Lourdes Nieto is a Chicago Police Officer that took it upon herself to hold information sessions to educate the community about human trafficking. After talking to some people in the community she realized that people aren’t familiar with human trafficking and those that are, are misinformed.
Human trafficking is a form of modern-day slavery, where someone uses coercion, fraud, or takes full control of a person and forces them to do things like commercial sex acts, labor, or services against their own will.
“I think one of the most important things about human trafficking is that it doesn’t discriminate, it can happen to anybody, to anyone’s child, next door neighbor, it can happen anywhere,” explains Lourdes Nieto.
The one factor that human trafficking victims share is vulnerability because there have been cases where victims have come from well-off families, not necessarily from poor communities.
“There’s always one thing that links them and it’s vulnerability, whether it’s socio-economical, mental, emotional, many times parents could be working, but the attention is not there,” she says. It is a serious issue in the Latino community because a lot of times we don’t talk about these things because it’s a stigma.
“Machismo still carries on today because if something happens to your child you don’t want people talking about it because they think about what people are going to say,” explains Nieto. When things like this happen, instead of going to the authorities, they just sweep it under the rug and they decide to not talk about it.
When people discover these types of things are happening, whether it’s child abuse, sexual abuse, physical abuse, or human trafficking it’s not something we don’t like to address, it’s something we turn a deaf ear on and it shouldn’t be that way.

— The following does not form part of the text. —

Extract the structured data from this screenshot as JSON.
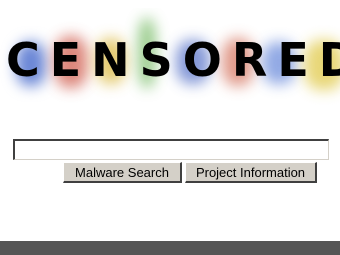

“I have a teenage daughter and I can speak out of experience; it is a touchy subject that needs to be addressed,” she says. You need to talk to your children about sexual abuse, you need to talk to your kids about people touching them and approaching them. It’s ok to say no and you have to tell your kids that their bodies are theirs and it’s not right for others to touch them, she adds.
You have to make the child aware of what’s out there because if the child isn’t aware, then they can become victims because knowledge really is power. “Teen girls are what these traffickers are targeting and they need to be aware how they prey on them, how they target, how they talk, how they brainwash them, they need to be aware of this,” explains Nieto.
If they see those red flags from anyone that approaches them they know they can come to their parents, teachers, doctors, counselors, nurses, and even police officers for help. It’s very important that there is a conversation going on and that they know everything they need to know, so they won’t be caught off guard.
If you suspect something, call the National Human trafficking Resource Center and they will log this and do an investigation and alert authorities that there’s something going on. Never put yourself at risk and if there’s something you witness, immediately call 911 and give them as much detail as you can remember.